…Я не верю, не верю, не верю, что в самолете я один! Просто все молчат, все безмолвствуют на своих местах — это странный, превращённый в бессмыслицу корабль с привидениями, продолжающими, однако, нести военную службу и всё ещё не исключёнными на земле из списков живых, — «Флайнг Дачмен», воздушный «Летучий Голландец»… Если мы вернёмся, если только мы вернёмся, я прикажу написать на носу «Сверхкрепости» это новое имя в нашем соединении.
…Мне пригрезились голоса в немых наушниках, но эти голоса — всего лишь других экипажей. Мои люди молчат. Они ушли вперёд от меня и больше никого не проклинают. А те, кто выжил, кто может держаться в строю, — бранясь и переговариваясь, все они улетели далеко вперёд, на юго-юго-восток. Курс на Иводзиму. К трассе их предполагаемого возвращения стянулись наши и вражеские подлодки и авианосцы.
— Новак, Робинсон, как там у нас насчет прикрытия? Кто несёт наш шлейф? Проснитесь, паршивцы, что ж вы, парни, в самом деле, да чёрт вас побери! Новак, Хаски, Робинсон, отзовитесь…

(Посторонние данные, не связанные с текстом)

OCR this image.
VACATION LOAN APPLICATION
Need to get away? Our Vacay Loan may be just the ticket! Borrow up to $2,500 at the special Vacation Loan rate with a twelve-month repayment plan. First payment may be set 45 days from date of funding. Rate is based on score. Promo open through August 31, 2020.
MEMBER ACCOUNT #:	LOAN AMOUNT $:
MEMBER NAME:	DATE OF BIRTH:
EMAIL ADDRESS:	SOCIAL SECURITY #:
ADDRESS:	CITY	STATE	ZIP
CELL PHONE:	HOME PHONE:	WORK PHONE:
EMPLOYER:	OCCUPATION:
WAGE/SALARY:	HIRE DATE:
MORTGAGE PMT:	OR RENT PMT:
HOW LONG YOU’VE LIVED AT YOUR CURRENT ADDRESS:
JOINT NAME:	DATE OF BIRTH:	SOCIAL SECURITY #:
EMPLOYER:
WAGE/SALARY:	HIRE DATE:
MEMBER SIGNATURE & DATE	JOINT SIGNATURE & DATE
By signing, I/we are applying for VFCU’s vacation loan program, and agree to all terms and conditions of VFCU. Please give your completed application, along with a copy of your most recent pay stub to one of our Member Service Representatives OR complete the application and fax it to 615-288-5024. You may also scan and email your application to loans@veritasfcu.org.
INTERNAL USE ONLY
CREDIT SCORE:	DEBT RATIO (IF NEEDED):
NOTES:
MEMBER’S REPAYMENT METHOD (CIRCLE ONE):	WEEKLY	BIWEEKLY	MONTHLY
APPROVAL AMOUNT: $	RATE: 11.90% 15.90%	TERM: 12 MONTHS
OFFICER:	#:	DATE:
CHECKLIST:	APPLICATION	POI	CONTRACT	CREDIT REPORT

Тихо. Неладное всё же случилось. В корме самолета молчит Робинсон. Не верится, но я веду огромнейший воздушный корабль с никем не охраняемым тылом. С голой, беззащитной спиной, в неё теперь кто угодно способен безнаказанно стрелять. Вонзить нож. Всадить пару авиационных снарядов. Или может приблизиться и пулемётной очередью просто чуть пощекотать обнажённый зад. И всё.
Справа, из-за мёртвого второго пилота, в сектор обзора вползает… изящный силуэт «Мустанга» Р-51D. О-ох!.. Ну и ну!.. Я похолодел и почувствовал, как волосы шевельнулись у меня под шлемом, потому что за пару секунд до этого интуитивно почувствовал его приближение! Потому и запрашивал стрелков… Но ответа мне нет.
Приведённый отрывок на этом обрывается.